Bernadette had two more apparitions at the Grotto, one in April and the last one on July 16th, the feast day of Our Lady of Mount Carmel. Less than four years later the local Bishop wrote a pastoral letter dated January, 1862. He stated, “We judge that the Immaculate Mary, Mother of God, really appeared to Bernadette Soubirous on February 11th, 1858, and on succeeding days to the number of eighteen times in the Grotto of Massabielle, close to the town of Lourdes. In order to act in conformity with the wish expressed more than once by the Blessed Virgin in the course of the Apparitions, we propose to erect a chapel on the site of the Grotto, which site is now the property of the Bishop of Tarbes.”
Processions to the Grotto were begun in 1864. Bernadette often suffered from illness, but in 1866 she was well enough to enter into religious life in the community of the Sisters of Charity in Nevers, France. Before her departure from Lourdes, Bernadette made a last sorrowful visit to the Grotto and said good-bye to her “Heaven.” Bernadette, who became the professed Sister Marie-Bernard, was beset with suffering and lingering illness throughout the rest of her life. She was called home the Wednesday of Holy Week, April 16th, 1879. In her last moments, her arms were extended in the shape of a cross and she said, “I thirst” followed by her final words, “Mary, Mother of God.” She expired at three o’clock in the afternoon at the age of thirty-five. Bernadette was canonized a saint on December 8, 1933 and her feast day is April 16th. Bernadette’s body has not undergone decay and her body lies in a glass coffin in the chapel of the convent and she is known as the Sleeping Saint of Nevers.

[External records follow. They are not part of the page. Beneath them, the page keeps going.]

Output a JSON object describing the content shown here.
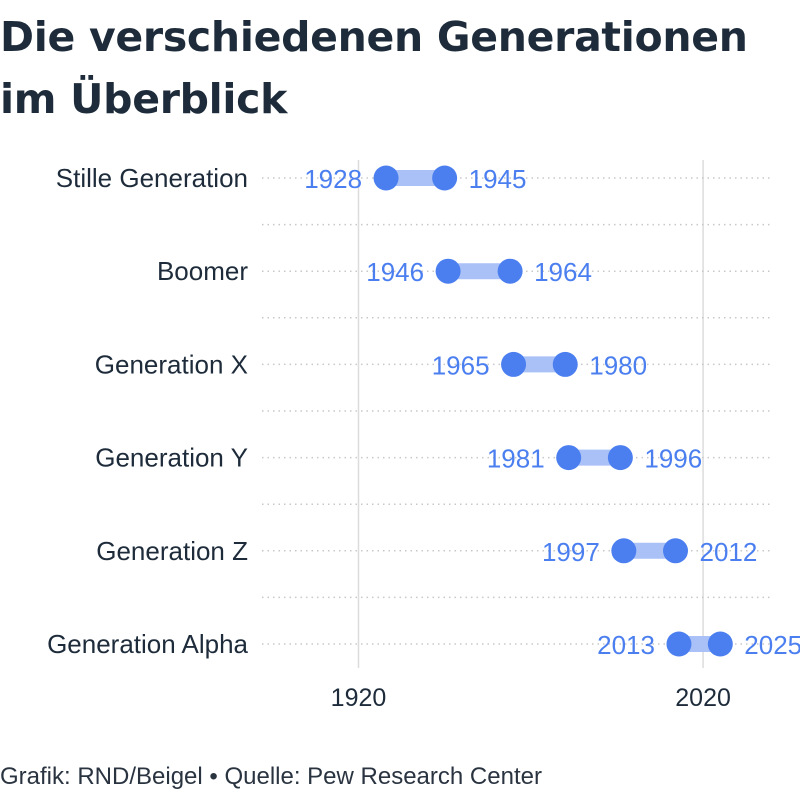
{
  "title": "Die verschiedenen Generationen im Überblick",
  "footer": "Grafik: RND/Beigel • Quelle: Pew Research Center",
  "colors": {
    "accent": "#4b7ff0",
    "bar": "#a9c1f7",
    "text": "#1d2b3a",
    "grid": "#dcdcdc"
  },
  "chart_data": {
    "type": "dumbbell",
    "xlim": [
      1892,
      2040
    ],
    "xticks": [
      1920,
      2020
    ],
    "grid": true,
    "categories": [
      "Stille Generation",
      "Boomer",
      "Generation X",
      "Generation Y",
      "Generation Z",
      "Generation Alpha"
    ],
    "series": [
      {
        "values": [
          [
            1928,
            1945
          ],
          [
            1946,
            1964
          ],
          [
            1965,
            1980
          ],
          [
            1981,
            1996
          ],
          [
            1997,
            2012
          ],
          [
            2013,
            2025
          ]
        ]
      }
    ]
  }
}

The Grotto of Lourdes is one of the most visited Marian shrines in the world. It has the distinction of having two separate Golden Roses bestowed upon it. In 1876 Pius IX gave a Golden Rose to the shrine at Lourdes because as some have said, he was the Pope of the Immaculate Conception. Just eight months before his death, Pope John Paul II made a pilgrimage to Lourdes where he conferred the Golden Rose to the shrine on August 14, 2004. His own suffering from advanced Parkinson’s disease made his visit all the more touching. He began his greetings, “Dear sick brothers and sisters, I would like to hold you in my arms…” and then his strength failed and he couldn’t continue his remarks. Aides rushed in to help move him from the kneeler to a chair. After the Pope regained his peace, Cardinal Etchegaray continued reading the Pope’s address saying, in part, “Dear sick brothers and sisters, I would like to hold you in my arms, one after another, to show my affection and to tell you how close I am to you and show my solidarity with you…” His words took on added meaning because of his own heroic suffering.
The year from Feb. 2008 to Feb. 2009 marked the 150th anniversary of the apparitions. The Holy Father, Pope Benedict XVI visited Lourdes in September 2008 to celebrate the anniversary.